Só um Governo desorientado traz para a praça pública os seus conflitos internos e o azedume recíproco entre os membros do Governo.

O Sr. Luís Marques Guedes (PSD): - Muito bem!

O Orador: - Aqui o Sr. Ministro da Economia lamenta-se de andar sozinho a salvar empresas, ali o Sr. Secretário de Estado da Energia acha um erro a intenção do Ministro das Finanças em mexer na tabela dos combustíveis.

O Sr. Luís Marques Mendes (PSD): - Muito bem!

O Orador: - Tudo normal! Afinal trata-se do diálogo do Governo consigo próprio e de uma nova cultura democrática que, julga-se, se os portugueses ainda não apreciam devidamente que remédio senão aprender-lhe as virtualidades.
E os portugueses vão aprendendo! Constatam que, no Governo, há quase sempre opiniões para todos os gostos e que há sempre, pelo menos, um membro do Governo que pensa como eles e que gostaria de lhes dar razão.
Mas os portugueses vão também aprendendo a desconfiar desta polifonia política, cujo resultado cruel é este: no essencial, nunca se conhece a opinião e a posição do Governo, enquanto tal.

Vozes do PSD: - Muito bem!

O Orador: - A não ser, como se sabe, quando há forte contestação, de preferência na rua, lendo já sucedido também no mar. Só ainda não aconteceu em pleno ar, porque os pilotos da TAP não ousaram ainda desafiar as leis naturais, entre as quais a da gravidade.

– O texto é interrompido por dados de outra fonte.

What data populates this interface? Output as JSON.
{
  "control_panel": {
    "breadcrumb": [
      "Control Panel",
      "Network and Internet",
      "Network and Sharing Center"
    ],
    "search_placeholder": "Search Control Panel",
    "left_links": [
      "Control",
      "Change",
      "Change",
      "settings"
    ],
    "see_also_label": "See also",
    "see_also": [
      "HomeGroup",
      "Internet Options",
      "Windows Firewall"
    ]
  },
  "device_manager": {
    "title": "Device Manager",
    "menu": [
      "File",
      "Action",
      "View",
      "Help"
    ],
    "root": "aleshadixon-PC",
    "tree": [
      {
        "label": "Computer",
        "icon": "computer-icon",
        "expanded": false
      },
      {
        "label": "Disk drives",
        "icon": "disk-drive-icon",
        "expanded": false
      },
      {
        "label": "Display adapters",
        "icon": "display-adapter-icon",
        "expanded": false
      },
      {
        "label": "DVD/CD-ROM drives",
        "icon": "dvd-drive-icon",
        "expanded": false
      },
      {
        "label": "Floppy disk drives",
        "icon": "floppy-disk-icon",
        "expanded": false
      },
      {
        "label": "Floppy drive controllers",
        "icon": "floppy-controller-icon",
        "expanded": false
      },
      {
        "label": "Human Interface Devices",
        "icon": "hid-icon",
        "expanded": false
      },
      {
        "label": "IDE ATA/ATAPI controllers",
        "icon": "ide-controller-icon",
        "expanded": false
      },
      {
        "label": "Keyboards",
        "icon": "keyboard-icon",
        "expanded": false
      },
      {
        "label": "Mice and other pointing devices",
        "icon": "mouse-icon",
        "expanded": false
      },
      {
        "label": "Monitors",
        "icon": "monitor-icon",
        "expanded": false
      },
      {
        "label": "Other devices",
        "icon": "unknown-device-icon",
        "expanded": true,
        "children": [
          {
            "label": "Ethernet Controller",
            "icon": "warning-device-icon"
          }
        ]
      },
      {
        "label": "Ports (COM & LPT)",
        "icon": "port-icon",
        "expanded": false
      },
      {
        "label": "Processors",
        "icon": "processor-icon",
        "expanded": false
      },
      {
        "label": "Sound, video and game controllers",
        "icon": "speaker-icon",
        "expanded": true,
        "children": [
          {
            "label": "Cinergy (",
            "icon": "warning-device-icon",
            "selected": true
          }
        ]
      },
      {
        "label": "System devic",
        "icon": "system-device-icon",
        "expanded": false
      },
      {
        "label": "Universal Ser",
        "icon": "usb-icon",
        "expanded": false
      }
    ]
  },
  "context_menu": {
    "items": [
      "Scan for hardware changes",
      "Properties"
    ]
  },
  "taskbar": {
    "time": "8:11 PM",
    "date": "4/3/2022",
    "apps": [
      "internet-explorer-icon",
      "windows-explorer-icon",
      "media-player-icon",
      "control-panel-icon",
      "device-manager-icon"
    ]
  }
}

Vozes do PSD: - Muito bem!

O Orador: - Ora, nestes momentos, o Governo apressa-se a ter posição e a decidir e, normalmente, decide ceder.

Vozes do PSD: - Muito bem!

O Orador: - Cedendo, invariavelmente o Governo vai delapidando a sua autoridade e probidade políticas e desafiando o sentimento dos cidadãos, que esperam, e tem direito, a um Governo de equidade social e de justiça.
Pelo meio, vão ainda fazendo-se graves cedências a princípios fundamentais do Estado de direito. Se todos estão sujeitos à lei e ninguém acima da lei, como pode o Governo convidar ao não respeito pela lei?

Vozes do PSD: - Muito bem!

O Orador: - Porque isso já sucedeu bastantes vezes. Há uma portaria do Ministério da Agricultura e Pescas que não é do agrado dos armadores? Então, o Ministro proclama que fechará os olhos ao seu incumprimento, reiterando que ela continua em vigor.

Vozes do PSD: - Muito bem!

O Sr. Luís Marques Guedes (PSD): - É uma vergonha!

O Orador: - Num outro exemplo mais recuado surgiram dúvidas quanto a irregularidades cometidas pelo Presidente da Câmara Municipal de Setúbal? Vem logo o Primeiro-Ministro reiterar a confiança política no autarca e aconselhar a que se mudasse a lei, o que, de resto, ainda não aconteceu.

O Sr. Luís Marques Guedes (PSD): - É uma vergonha!

O Orador: - Mas, ainda ontem, o Ministro das Finanças, não conseguindo admitir o erro político do seu decreto-lei sobre o IVA e designando como erro da Administração aquilo que não resulta mais do que o seu cumprimento e aplicação,...

O Sr. Joel Hasse Ferreira (PS): - É um discurso requentadíssimo!

O Orador: - ... na prática, Sr. Deputado Joel Hasse Ferreira, convida a Administração, por prudência, a não aplicar a lei para futuro, pelo menos, sem previamente se inteirar de cada interpretação que o Governo faz da própria lei!

Aplausos do PSD.

No meio da desorientação, os membros do Governo nem se aperceberam de que, comprometendo pontualmente a execução da lei, se colocam eles próprios perante a possível exigência de decidirem, apesar da lei, sem regras para se defenderem.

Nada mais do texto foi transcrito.